Вначале он не поверил в это известие, думая, что та попросту сбежала, прихватив подброшенные им перчатки. Их ведь так и не нашли! Но потом, внимательно осмотрев окрестные кусты, он отыскал перчатки и в бешенстве принялся топтать их ногами. Попадись ему сейчас утащившая их собака, ей досталось бы и того больше. Подумать только — его столь тщательно продуманный план оказался сорван! И кто виноват? Какая-то паршивая сука! Если бы не это… Он ведь видел, как глубоко была потрясена Инна. Еще бы немножко, еще одна встряска — и ей бы хватило, чтобы ненавистный детеныш убрался из ее тела прочь. А уж перчаток мужа на месте убийства точно хватило бы с лихвой. И все сейчас было бы по-другому, если бы не дрянная собака. Что ее сюда понесло? Обычно крутилась на стоянке лесовозов, редко от нее отбегая, а тут поперлась. Ни раньше, ни позже! И надо же такому случиться — унюхала запах своего постоянного кормильца и утащила его перчатки…

— Убью суку! — с чувством пообещал он, глядя на перчатки, почти полностью втоптанные в землю.

И выполнил свое обещание. Собака не баба, душить ее он не собирался: могла ведь и покусать. Поэтому просто подкинул ей кусок отравленной колбасы. Бросил издали, через ограду. Собака хлеб свой ела не даром и, зная всех шоферов наперечет, остальных жителей поселка подпускала к машинам только в их сопровождении. Правда, на посторонних не кидалась, а только облаивала, таким образом объявляя об их появлении. Вот он и не стал дожидаться, пока псина залает и привлечет внимание сторожа. Едва собака его увидела, он бросил ей колбасу и пошел назад, решив издалека убедиться, что «угощение» не пропало впустую. На колбасу не поскупился, выбрал самую дорогую, и не слишком избалованная псина, посомневавшись недолго, не устояла. А он, злорадно понаблюдав за ее трапезой, с чувством хоть какого-то удовлетворения пошел домой.

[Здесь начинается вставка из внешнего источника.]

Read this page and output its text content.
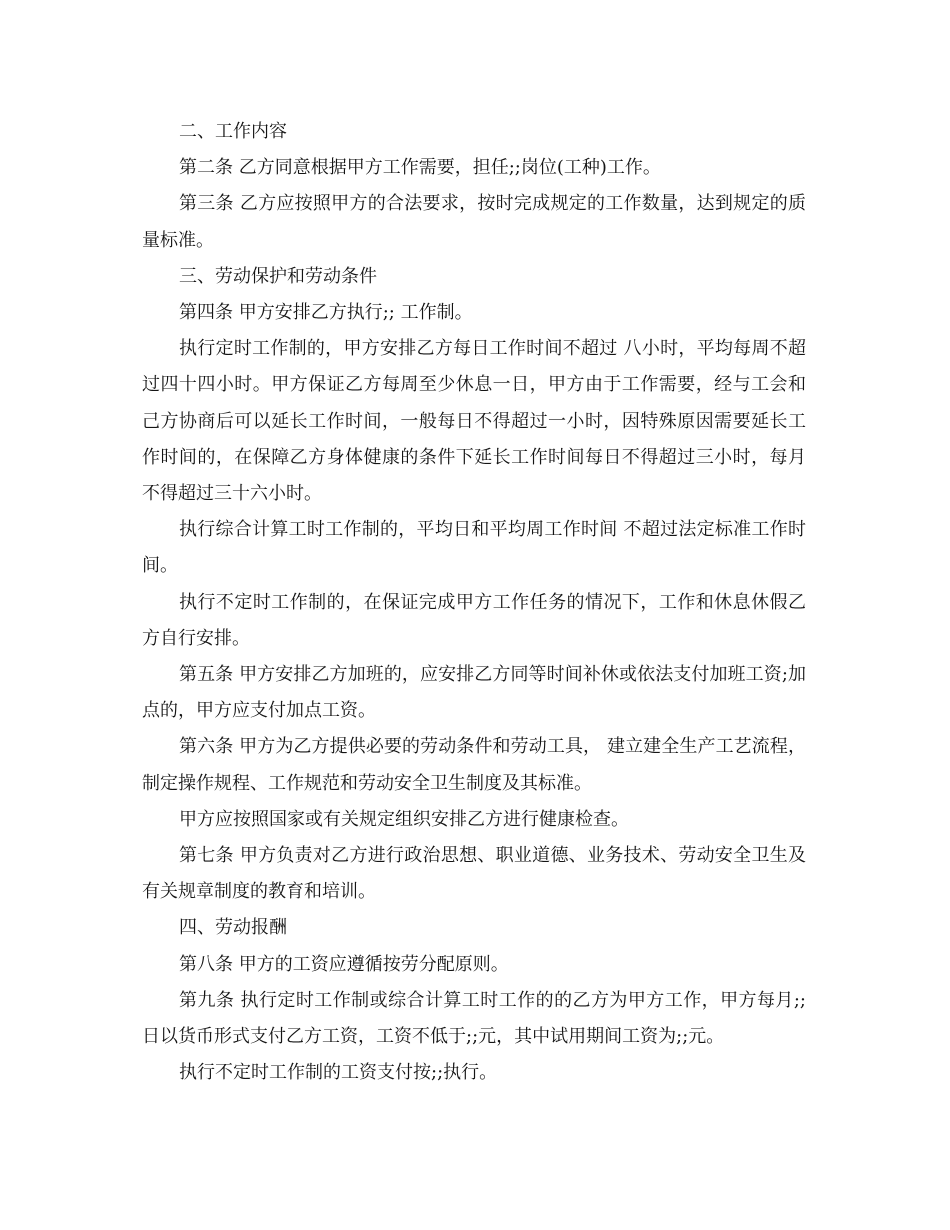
二、工作内容

第二条 乙方同意根据甲方工作需要，担任;;岗位(工种)工作。

第三条 乙方应按照甲方的合法要求，按时完成规定的工作数量，达到规定的质量标准。

三、劳动保护和劳动条件

第四条 甲方安排乙方执行;; 工作制。

执行定时工作制的，甲方安排乙方每日工作时间不超过 八小时，平均每周不超过四十四小时。甲方保证乙方每周至少休息一日，甲方由于工作需要，经与工会和己方协商后可以延长工作时间，一般每日不得超过一小时，因特殊原因需要延长工作时间的，在保障乙方身体健康的条件下延长工作时间每日不得超过三小时，每月不得超过三十六小时。

执行综合计算工时工作制的，平均日和平均周工作时间 不超过法定标准工作时间。

执行不定时工作制的，在保证完成甲方工作任务的情况下，工作和休息休假乙方自行安排。

第五条 甲方安排乙方加班的，应安排乙方同等时间补休或依法支付加班工资;加点的，甲方应支付加点工资。

第六条 甲方为乙方提供必要的劳动条件和劳动工具， 建立建全生产工艺流程， 制定操作规程、工作规范和劳动安全卫生制度及其标准。

甲方应按照国家或有关规定组织安排乙方进行健康检查。

第七条 甲方负责对乙方进行政治思想、职业道德、业务技术、劳动安全卫生及有关规章制度的教育和培训。

四、劳动报酬

第八条 甲方的工资应遵循按劳分配原则。

第九条 执行定时工作制或综合计算工时工作的的乙方为甲方工作，甲方每月;;日以货币形式支付乙方工资，工资不低于;;元，其中试用期间工资为;;元。

执行不定时工作制的工资支付按;;执行。
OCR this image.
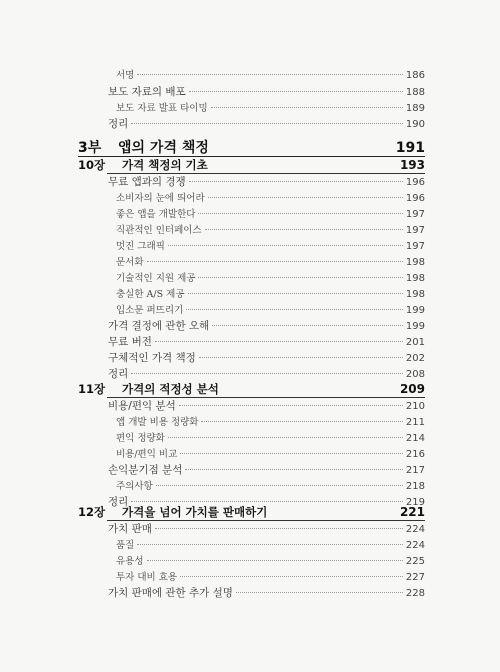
서명	186
보도 자료의 배포	188
보도 자료 발표 타이밍	189
정리	190
3부 앱의 가격 책정	191
10장 가격 책정의 기초	193
무료 앱과의 경쟁	196
소비자의 눈에 띄어라	196
좋은 앱을 개발한다	197
직관적인 인터페이스	197
멋진 그래픽	197
문서화	198
기술적인 지원 제공	198
충실한 A/S 제공	198
입소문 퍼뜨리기	199
가격 결정에 관한 오해	199
무료 버전	201
구체적인 가격 책정	202
정리	208
11장 가격의 적정성 분석	209
비용/편익 분석	210
앱 개발 비용 정량화	211
편익 정량화	214
비용/편익 비교	216
손익분기점 분석	217
주의사항	218
정리	219
12장 가격을 넘어 가치를 판매하기	221
가치 판매	224
품질	224
유용성	225
투자 대비 효용	227
가치 판매에 관한 추가 설명	228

Поставив лесовоз на место, Вадим свистнул собаке. Обычно он приберегал для нее пару бутербродов на ужин, и та, завидев его машину, сама выбегала ему навстречу. Но сегодня ее что-то не видно. И это было странно: умная псина не покидала свой пост. Поэтому, не дождавшись появления собаки, Ларичев пошел в обход стоянки, разыскивая ее.

Нашел недалеко от ограды, в своеобразном логове из старых покрышек. Присел на корточки, заглянул в темнеющий проем:

— Белка, ты чего там залегла?

Собака лишь заскулила в ответ. Встревожившись, Вадим щелкнул зажигалкой. Белка лежала, неестественно съежившись. Темные глаза превратились в два омута боли, по углам пасти стекала пена.

— Белка… — выдохнул Ларичев. — Иди сюда! Ко мне!

Собака сделала слабую попытку шевельнуться. Поняв, что большего не дождется, Вадим растянулся на грязном асфальте и подсунул руки под ее сведенный судорогой живот. Вытащил, кое-как выпрямился — такие упражнения давались ему трудно — и понес к машине.

Дома он прежде всего заставил собаку проглотить крепкий соленый раствор, от которого ее сразу вырвало. В ноздри ударил резкий химический запах, в рвотной массе отчетливо были заметны остатки не успевшего полностью перевариться порошка. Поняв все, в порыве раскаяния Вадим взял собачью морду в ладони.

— Прости, Белка! Похоже, подставил я тебя. Но я и подумать не мог, что этот гад даже на тебя разъярится. Вот сволочь! Узнать бы, кто он! Только бы узнать!

Собака никак не отреагировала, но Ларичев и не ждал ответа. Не теряя времени, он принялся отпаивать ее в надежде нейтрализовать успевший всосаться в кровь яд.

Заснуть Вадиму удалось только под утро. Но зато, поднявшись по сигналу будильника, он обнаружил, что собака жива. Резко исхудавшая за одну только ночь, все еще болезненно подтягивающая живот, псина тяжело поднялась ему навстречу. Ларичев налил воды в миску, поднес к собачьей морде. К его радости, Белка принялась жадно пить.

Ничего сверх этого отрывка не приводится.